Submitit Job Submission Library
Submitit is a Python 3.8+ toolbox developed by Facebook Incubator for submitting jobs to Slurm clusters, as well as providing a local executor for testing. It simplifies the process of dispatching Python functions to compute nodes, managing job states, and retrieving results. The current version is 1.5.4, and it sees active maintenance with occasional releases.
Warnings
- breaking Submitit 1.2.0 changed how job preemption vs. timeout is detected for Slurm jobs. This was in response to a regression in Slurm versions (between 19.04 and 20.02) and might alter the behavior or reporting for long-running or pre-empted jobs compared to older `submitit` versions.

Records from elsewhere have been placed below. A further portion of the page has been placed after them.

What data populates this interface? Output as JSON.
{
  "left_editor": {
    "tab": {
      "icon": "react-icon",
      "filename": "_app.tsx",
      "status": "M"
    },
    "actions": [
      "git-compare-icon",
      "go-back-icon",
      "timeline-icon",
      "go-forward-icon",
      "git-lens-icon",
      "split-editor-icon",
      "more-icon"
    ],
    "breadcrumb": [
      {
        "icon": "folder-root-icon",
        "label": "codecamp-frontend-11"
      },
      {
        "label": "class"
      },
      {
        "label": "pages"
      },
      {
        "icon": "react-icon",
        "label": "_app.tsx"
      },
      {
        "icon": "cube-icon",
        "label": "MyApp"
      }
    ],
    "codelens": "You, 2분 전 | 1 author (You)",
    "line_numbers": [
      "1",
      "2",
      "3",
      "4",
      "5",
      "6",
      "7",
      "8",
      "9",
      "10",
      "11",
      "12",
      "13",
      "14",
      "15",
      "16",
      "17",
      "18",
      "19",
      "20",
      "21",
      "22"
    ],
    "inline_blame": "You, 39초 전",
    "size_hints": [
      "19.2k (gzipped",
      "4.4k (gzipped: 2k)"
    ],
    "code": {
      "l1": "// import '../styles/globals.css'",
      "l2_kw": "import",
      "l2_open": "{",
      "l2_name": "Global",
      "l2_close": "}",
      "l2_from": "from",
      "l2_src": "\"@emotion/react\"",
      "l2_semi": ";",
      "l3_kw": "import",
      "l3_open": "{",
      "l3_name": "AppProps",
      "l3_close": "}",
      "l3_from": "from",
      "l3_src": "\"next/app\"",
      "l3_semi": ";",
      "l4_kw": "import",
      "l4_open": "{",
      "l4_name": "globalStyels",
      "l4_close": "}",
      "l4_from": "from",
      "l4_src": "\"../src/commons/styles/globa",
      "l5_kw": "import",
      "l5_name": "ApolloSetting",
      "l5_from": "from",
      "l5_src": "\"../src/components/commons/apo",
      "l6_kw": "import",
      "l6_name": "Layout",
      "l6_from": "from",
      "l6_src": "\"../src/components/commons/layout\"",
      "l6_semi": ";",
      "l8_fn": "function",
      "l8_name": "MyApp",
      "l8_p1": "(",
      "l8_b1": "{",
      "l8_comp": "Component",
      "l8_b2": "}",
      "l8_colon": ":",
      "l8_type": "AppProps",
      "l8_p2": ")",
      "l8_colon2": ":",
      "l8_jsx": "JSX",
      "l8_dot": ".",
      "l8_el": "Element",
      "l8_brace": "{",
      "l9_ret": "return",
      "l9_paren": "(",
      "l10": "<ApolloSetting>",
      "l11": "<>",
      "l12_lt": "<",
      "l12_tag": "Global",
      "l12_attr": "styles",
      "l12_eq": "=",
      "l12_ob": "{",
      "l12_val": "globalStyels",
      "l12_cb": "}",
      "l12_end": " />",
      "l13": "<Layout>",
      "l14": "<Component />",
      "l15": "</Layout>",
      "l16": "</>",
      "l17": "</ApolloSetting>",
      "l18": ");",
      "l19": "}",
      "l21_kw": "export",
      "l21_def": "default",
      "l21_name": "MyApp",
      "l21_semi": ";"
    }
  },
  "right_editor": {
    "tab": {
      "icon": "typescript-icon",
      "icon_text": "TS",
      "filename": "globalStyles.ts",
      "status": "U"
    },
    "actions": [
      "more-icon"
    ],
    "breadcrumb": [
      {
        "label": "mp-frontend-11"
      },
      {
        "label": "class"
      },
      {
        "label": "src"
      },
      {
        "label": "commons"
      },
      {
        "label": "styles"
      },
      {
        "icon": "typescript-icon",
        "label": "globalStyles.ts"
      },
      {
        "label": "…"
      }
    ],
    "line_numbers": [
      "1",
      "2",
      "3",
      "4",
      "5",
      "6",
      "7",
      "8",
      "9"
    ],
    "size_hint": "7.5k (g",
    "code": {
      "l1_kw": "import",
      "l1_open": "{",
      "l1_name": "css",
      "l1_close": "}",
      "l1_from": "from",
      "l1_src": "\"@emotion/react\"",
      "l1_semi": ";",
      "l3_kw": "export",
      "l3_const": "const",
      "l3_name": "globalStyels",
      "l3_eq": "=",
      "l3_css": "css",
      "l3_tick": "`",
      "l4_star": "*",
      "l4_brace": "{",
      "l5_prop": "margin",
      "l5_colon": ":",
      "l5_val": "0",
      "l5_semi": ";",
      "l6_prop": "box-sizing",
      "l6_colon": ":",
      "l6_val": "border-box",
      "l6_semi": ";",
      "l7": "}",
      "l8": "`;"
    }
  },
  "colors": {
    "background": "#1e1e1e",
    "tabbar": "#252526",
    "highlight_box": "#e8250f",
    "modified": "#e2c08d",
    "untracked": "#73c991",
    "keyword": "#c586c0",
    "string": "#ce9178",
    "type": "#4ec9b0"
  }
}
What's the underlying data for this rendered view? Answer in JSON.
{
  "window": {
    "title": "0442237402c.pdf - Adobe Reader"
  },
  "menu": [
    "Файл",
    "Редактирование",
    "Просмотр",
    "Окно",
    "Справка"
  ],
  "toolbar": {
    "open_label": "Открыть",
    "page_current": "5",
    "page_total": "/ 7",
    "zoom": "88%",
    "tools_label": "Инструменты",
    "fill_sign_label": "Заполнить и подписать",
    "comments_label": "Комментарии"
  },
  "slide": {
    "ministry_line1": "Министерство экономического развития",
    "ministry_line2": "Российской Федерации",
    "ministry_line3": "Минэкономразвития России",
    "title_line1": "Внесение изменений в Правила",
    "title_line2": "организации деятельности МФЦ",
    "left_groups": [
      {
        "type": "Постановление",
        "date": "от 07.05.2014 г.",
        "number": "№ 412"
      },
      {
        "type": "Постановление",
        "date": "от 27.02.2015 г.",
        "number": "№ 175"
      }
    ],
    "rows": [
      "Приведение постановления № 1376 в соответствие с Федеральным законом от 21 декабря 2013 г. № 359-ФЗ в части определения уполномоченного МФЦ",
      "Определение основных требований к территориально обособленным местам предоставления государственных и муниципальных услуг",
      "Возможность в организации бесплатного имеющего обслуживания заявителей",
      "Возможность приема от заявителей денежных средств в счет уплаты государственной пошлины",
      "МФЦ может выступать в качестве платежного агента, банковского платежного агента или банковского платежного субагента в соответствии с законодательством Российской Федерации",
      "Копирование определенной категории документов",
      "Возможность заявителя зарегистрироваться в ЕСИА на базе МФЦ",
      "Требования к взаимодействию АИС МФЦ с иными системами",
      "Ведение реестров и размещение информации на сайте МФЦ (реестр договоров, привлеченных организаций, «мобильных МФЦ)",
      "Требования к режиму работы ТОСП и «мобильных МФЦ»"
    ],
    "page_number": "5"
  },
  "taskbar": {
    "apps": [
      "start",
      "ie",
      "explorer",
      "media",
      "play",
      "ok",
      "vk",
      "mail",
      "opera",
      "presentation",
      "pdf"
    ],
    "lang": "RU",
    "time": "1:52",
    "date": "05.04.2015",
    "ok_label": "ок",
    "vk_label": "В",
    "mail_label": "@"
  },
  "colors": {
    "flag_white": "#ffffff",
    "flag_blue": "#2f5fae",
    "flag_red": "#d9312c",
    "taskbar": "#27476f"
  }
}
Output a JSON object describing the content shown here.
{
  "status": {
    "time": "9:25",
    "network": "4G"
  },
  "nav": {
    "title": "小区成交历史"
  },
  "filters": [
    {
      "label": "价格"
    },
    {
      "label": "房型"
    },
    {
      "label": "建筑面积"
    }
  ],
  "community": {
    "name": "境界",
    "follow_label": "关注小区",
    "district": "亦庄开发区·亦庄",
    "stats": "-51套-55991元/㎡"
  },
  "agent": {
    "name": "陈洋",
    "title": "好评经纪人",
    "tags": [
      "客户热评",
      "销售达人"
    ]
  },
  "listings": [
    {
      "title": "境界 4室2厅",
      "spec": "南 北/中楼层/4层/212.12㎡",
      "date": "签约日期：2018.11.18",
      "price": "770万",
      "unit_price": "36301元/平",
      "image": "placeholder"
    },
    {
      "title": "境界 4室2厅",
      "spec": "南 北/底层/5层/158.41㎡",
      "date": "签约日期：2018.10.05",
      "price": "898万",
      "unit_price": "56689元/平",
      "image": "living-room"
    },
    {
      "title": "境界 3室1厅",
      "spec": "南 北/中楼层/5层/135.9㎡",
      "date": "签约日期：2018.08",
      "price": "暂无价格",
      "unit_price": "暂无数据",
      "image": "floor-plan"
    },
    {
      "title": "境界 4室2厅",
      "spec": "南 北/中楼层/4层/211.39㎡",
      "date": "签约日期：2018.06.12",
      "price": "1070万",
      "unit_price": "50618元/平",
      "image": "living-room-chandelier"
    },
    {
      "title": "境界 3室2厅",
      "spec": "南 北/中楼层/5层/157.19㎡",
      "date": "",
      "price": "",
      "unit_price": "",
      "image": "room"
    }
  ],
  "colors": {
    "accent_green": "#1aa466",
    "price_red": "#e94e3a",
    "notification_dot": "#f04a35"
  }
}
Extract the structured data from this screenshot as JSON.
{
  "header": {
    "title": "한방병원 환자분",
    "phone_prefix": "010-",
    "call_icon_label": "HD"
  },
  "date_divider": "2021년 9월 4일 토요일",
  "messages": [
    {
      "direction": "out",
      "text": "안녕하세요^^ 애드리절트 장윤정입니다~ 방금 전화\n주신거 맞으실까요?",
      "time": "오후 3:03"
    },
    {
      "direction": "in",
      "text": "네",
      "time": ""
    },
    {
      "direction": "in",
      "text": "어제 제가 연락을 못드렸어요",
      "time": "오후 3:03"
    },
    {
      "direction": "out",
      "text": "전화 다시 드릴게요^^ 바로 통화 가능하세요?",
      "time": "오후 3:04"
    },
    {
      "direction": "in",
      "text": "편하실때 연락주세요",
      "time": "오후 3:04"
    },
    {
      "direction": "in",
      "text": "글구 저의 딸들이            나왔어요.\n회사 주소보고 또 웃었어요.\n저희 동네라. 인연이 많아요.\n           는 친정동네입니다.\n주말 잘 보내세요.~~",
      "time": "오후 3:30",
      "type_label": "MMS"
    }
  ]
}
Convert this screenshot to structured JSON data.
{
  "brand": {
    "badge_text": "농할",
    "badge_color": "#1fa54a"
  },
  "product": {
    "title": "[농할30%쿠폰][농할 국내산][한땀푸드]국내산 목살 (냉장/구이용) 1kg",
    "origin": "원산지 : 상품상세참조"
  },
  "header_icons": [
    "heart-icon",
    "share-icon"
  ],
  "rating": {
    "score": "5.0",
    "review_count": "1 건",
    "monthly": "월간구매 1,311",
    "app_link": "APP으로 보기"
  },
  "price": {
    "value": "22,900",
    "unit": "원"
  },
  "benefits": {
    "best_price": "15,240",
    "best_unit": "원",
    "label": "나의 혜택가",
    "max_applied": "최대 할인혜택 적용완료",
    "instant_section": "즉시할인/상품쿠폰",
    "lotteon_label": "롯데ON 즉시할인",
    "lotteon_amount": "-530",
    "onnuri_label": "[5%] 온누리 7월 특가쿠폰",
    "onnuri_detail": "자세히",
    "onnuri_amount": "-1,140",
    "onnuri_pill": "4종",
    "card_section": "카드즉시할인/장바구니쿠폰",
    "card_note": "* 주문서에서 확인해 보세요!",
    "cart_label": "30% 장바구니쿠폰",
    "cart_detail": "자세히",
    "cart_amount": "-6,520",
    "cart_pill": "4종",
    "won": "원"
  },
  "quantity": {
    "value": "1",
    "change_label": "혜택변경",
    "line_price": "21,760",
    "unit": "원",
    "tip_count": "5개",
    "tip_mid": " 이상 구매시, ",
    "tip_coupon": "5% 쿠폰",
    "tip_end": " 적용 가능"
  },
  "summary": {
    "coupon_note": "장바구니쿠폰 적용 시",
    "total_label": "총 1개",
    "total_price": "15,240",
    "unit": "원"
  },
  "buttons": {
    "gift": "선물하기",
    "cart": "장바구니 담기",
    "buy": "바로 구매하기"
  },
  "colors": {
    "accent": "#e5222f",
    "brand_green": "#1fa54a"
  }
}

- breaking Submitit 1.2.0 introduced fixes for quoting paths in various internal operations. If your code or Slurm configurations previously relied on specific (and possibly incorrect) path handling, this update might cause previously working but malformed paths to now fail explicitly or behave differently due to correct quoting.
- gotcha The `submitit.AutoExecutor` dynamically chooses between `SlurmExecutor` and `LocalExecutor` based on the environment (e.g., presence of `SLURM_JOB_ID` or Slurm executables). This can lead to unexpected local execution when a Slurm environment is assumed but not active, potentially consuming local resources or not fulfilling HPC requirements.
- gotcha Submitit extensively uses `cloudpickle` for serializing functions and their arguments across processes. Complex objects, lambda functions capturing intricate state, or non-picklable resources (e.g., open file handles, database connections) passed to submitted functions will often lead to serialization errors.
Install
-
pip install submitit
Imports
- AutoExecutor
from submitit import AutoExecutor
- SlurmExecutor
from submitit import SlurmExecutor
- LocalExecutor
from submitit import LocalExecutor
Quickstart
import submitit
import time
import os
def my_function(x):
time.sleep(0.1) # Simulate some work
print(f"Hello from job! Input: {x}, PID: {os.getpid()}")
return x * x
# Configure a log folder for submitit to store job information
# The %j placeholder will be replaced by the Slurm job ID
log_folder = os.path.join(os.getcwd(), "submitit_logs", "%j")
# Use AutoExecutor, which selects SlurmExecutor if a Slurm environment
# is detected, otherwise falls back to LocalExecutor.
executor = submitit.AutoExecutor(folder=log_folder)
# Set Slurm parameters (these are ignored by LocalExecutor)
executor.update_parameters(timeout_min=5, slurm_array_parallelism=2)
# Submit jobs within a batch context
with executor.batch():
jobs = []
for i in range(5):
job = executor.submit(my_function, i)
jobs.append(job)
print(f"Submitted {len(jobs)} jobs. Waiting for results...")
# Retrieve results (blocks until all jobs are complete)
outputs = [job.result() for job in jobs]
print(f"All jobs completed. Results: {outputs}")